To work with with quantized models, build the quantize_ops_aot library that contains kernels for quantization and dequantization. This can be done with the script
`backends/arm/scripts/build_quantized_ops_aot_lib.sh`.

## Using the Arm Ethos-U backend
The example below demonstrates the lowering processs of a MobileNet V2 model from torchvision for a Ethos-U55 target. Since the model is a floating point model, first quantize it using the `EthosUQuantizer`. Then, pass an instance of the `EthosUPartitioner` to `to_edge_transform_and_lower`. Both the quantizer and the partitioner need a compilation specification created using `ArmCompileSpecBuilder`.

```python
import torch
from executorch.backends.arm.arm_backend import ArmCompileSpecBuilder
from executorch.backends.arm.ethosu_partitioner import EthosUPartitioner
from executorch.backends.arm.quantizer.arm_quantizer import (
    EthosUQuantizer,
    get_symmetric_quantization_config,
)
from executorch.exir import (
    EdgeCompileConfig,
    ExecutorchBackendConfig,
    to_edge_transform_and_lower,
)
from torch.ao.quantization.quantize_pt2e import convert_pt2e, prepare_pt2e
from torchvision.models import mobilenetv2

mobilenet_v2 = mobilenetv2.mobilenet_v2(
    weights=mobilenetv2.MobileNet_V2_Weights.DEFAULT
).eval()
example_inputs = (torch.randn(1, 3, 224, 224),)
# .so suffix is .dylib on MacOS.
torch.ops.load_library(
    "cmake-out-aot-lib/kernels/quantized/libquantized_ops_aot_lib.so"
)

compile_spec = ArmCompileSpecBuilder().ethosu_compile_spec(
        "ethos-u55-128",
        system_config="Ethos_U55_High_End_Embedded",
        memory_mode="Shared_Sram",
        extra_flags="--output-format=raw --debug-force-regor",
    ).build()

# Post training quantization
graph_module = torch.export.export_for_training(mobilenet_v2, example_inputs).module()
quantizer = EthosUQuantizer(compile_spec)
operator_config = get_symmetric_quantization_config(is_per_channel=False)
quantizer.set_global(operator_config)
graph_module = prepare_pt2e(graph_module, quantizer)
graph_module(*example_inputs)
graph_module = convert_pt2e(graph_module)
exported_program = torch.export.export_for_training(graph_module, example_inputs)

# Lower the exported program to the Ethos-U backend and save pte file.
edge_program_manager = to_edge_transform_and_lower(
    exported_program,
    partitioner=[EthosUPartitioner(compile_spec)],
    compile_config=EdgeCompileConfig(
        _check_ir_validity=False,
    ),
).to_executorch(config=ExecutorchBackendConfig(extract_delegate_segments=False))

with open("mv2_arm_ethos_u55.pte", "wb") as file:
    edge_program_manager.write_to_file(file)
```

### Partitioner API

`EthosUPartitioner` tries to partition as much of the model as possible.

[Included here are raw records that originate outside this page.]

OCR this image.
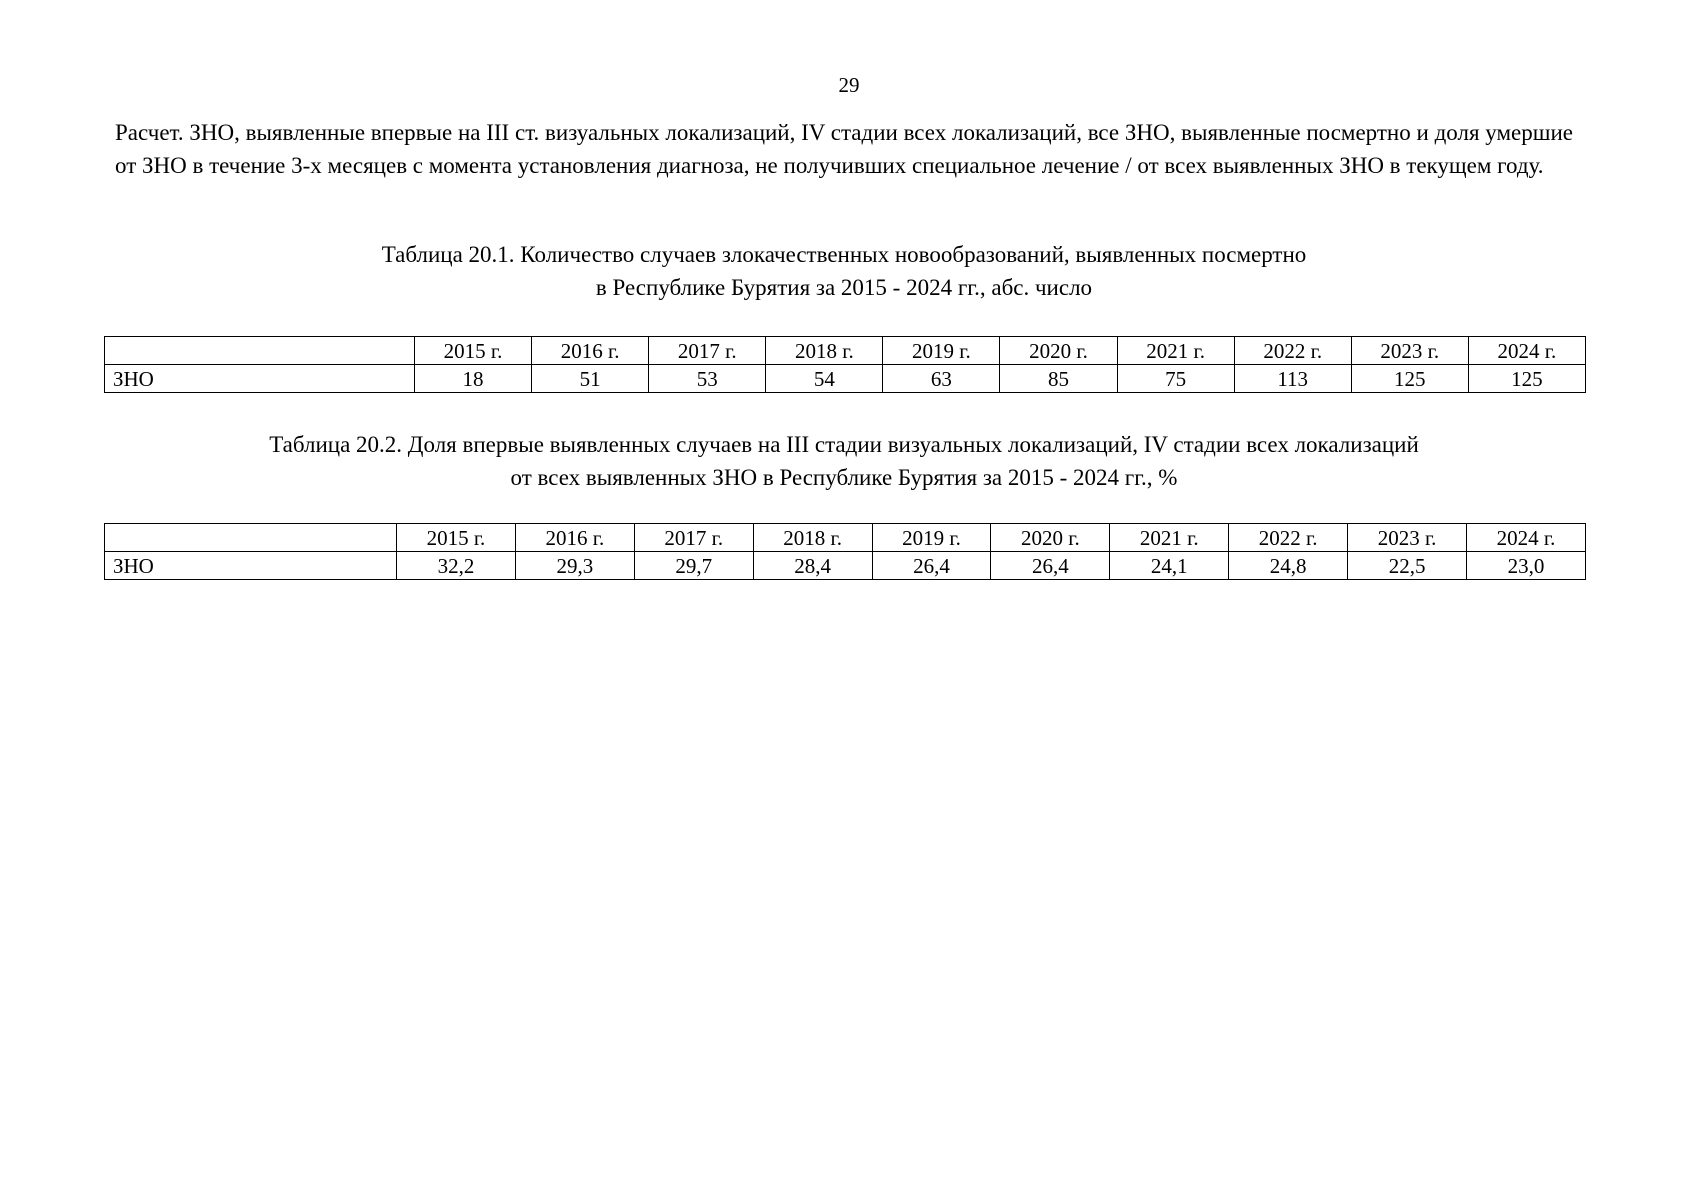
29

Расчет. ЗНО, выявленные впервые на III ст. визуальных локализаций, IV стадии всех локализаций, все ЗНО, выявленные посмертно и доля умершие от ЗНО в течение 3-х месяцев с момента установления диагноза, не получивших специальное лечение / от всех выявленных ЗНО в текущем году.

Таблица 20.1. Количество случаев злокачественных новообразований, выявленных посмертно
в Республике Бурятия за 2015 - 2024 гг., абс. число
	2015 г.	2016 г.	2017 г.	2018 г.	2019 г.	2020 г.	2021 г.	2022 г.	2023 г.	2024 г.
ЗНО	18	51	53	54	63	85	75	113	125	125
Таблица 20.2. Доля впервые выявленных случаев на III стадии визуальных локализаций, IV стадии всех локализаций
от всех выявленных ЗНО в Республике Бурятия за 2015 - 2024 гг., %
	2015 г.	2016 г.	2017 г.	2018 г.	2019 г.	2020 г.	2021 г.	2022 г.	2023 г.	2024 г.
ЗНО	32,2	29,3	29,7	28,4	26,4	26,4	24,1	24,8	22,5	23,0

It will never delegate unsupported operators, but a user can pass additional checks to the constructor to avoid partitioning additional operators. To do this, subclass `OperatorSupportBase` and implement the function `is_node_supported`. A few such checks exist in `executorch.exir.backend.operator_support`:

- `DontPartition`: Don't partition operators based on operator type.
- `DontPartitionModule`: Don't partition operators based on which python module the operator comes from.
- `DontPartitionName`: Don't partition opertors based on the operator name.

### Quantization

A fully integer model is required for using the Arm Ethos-U backend. As discussed above, you can quantize floating point models with the the `EthosUQuantizer`. Quantizers are backend specific, which means the `EthosUQuantizer` is configured to quantize models correctly for the target.

## Runtime Integration

To run the model on-device, build the executorch library and EthosUDelegate using the script
`executorch/backends/arm/scripts/build_executorch.sh`.
Then build the arm executorch runtime using the script
`executorch/backends/arm/scripts/build_executorch_runner.sh --pte=mv2_arm_ethos_u55.pte --target=ethos-u55-128`.

Finally, run the elf file on FVP using the script
`executorch/backends/arm/scripts/run_fvp.sh --elf=executorch/mv2_arm_ethos_u55/cmake-out/arm_executor_runner --target=ethos-u55-128`.